The trail head is easily accessed from Lincoln road, please see the driving directions below for more information on how to get there. Once there please obey the no parking signs along the curve. Parking along the curve creates a blind spots and the neighbors have been known to call the sheriff. The county plans to build parking, but until then please obey the signs.
Enter at the gate at the apex of the curve, and head north along the old logging road. As you walk through the forest, keep a sharp look out for moose, elk and deer. Every time I go up there I see plenty of sign, but I have yet to see any of the critters. Of course I hike with noisy Cub Scouts so that may explain the lack of actual sitings.
After a short while you will come across a small pond. This a good place for a break and to hunt for frogs in the summer. When you are done, continue up the hill to your left. Eventually you will come to a trail junction, just continue straight through on the main trail.
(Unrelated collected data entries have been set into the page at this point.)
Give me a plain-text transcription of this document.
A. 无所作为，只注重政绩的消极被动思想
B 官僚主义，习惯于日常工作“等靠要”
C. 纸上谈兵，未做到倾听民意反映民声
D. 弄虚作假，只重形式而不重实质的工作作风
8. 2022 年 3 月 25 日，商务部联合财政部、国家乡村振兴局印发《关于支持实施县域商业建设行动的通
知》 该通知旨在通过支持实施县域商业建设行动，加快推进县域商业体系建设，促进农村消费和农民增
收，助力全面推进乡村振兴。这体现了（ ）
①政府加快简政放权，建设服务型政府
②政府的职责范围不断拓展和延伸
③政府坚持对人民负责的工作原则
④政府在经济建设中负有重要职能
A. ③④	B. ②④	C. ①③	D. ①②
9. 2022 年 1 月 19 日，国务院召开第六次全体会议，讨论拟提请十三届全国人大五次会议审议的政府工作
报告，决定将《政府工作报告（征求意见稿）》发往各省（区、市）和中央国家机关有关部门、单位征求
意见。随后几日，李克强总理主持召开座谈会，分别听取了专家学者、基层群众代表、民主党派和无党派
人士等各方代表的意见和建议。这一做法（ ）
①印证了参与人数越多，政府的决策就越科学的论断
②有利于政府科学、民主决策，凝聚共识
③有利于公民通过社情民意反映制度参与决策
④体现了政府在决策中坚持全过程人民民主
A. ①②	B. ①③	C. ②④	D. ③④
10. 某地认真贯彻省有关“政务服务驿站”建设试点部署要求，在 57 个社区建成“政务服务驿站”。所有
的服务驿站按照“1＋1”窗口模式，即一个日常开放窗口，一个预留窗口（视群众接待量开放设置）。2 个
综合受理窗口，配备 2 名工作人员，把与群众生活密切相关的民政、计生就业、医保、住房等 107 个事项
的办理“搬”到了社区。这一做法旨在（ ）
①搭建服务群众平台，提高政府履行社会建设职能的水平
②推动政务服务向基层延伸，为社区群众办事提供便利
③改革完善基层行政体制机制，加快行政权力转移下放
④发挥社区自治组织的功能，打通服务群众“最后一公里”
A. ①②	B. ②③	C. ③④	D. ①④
After the first junction, you continue to climb along the main road for quite a while. As you climb be sure to look to the north east for great views of Mt. Spokane .
At the second junction, two hairpin turns merge in to a road that heads east. You will want to take the road that the turns merge into.
At the third junction, you have a choice. You can go straight up the hill to the peak. This route is very steep and difficult. I do not recommend it and it is not shown on the trail map. If you on continue down the road to the left there is a longer but easier way. Follow the trail until you come across a road on your right that leads uphill. This is the fourth junction. Take the road on your right and head uphill to the summit.
On the summit are great views of the Spokane valley, and the mountains to the north. There are also two transmitter sites. Please leave these alone, as this land is not technically part of the conservation future until 2012 and any issues could jeopardize the sale. However, feel free to pack out any trash you find. My Cub Scouts and I packed out a lot of cans last time we were here.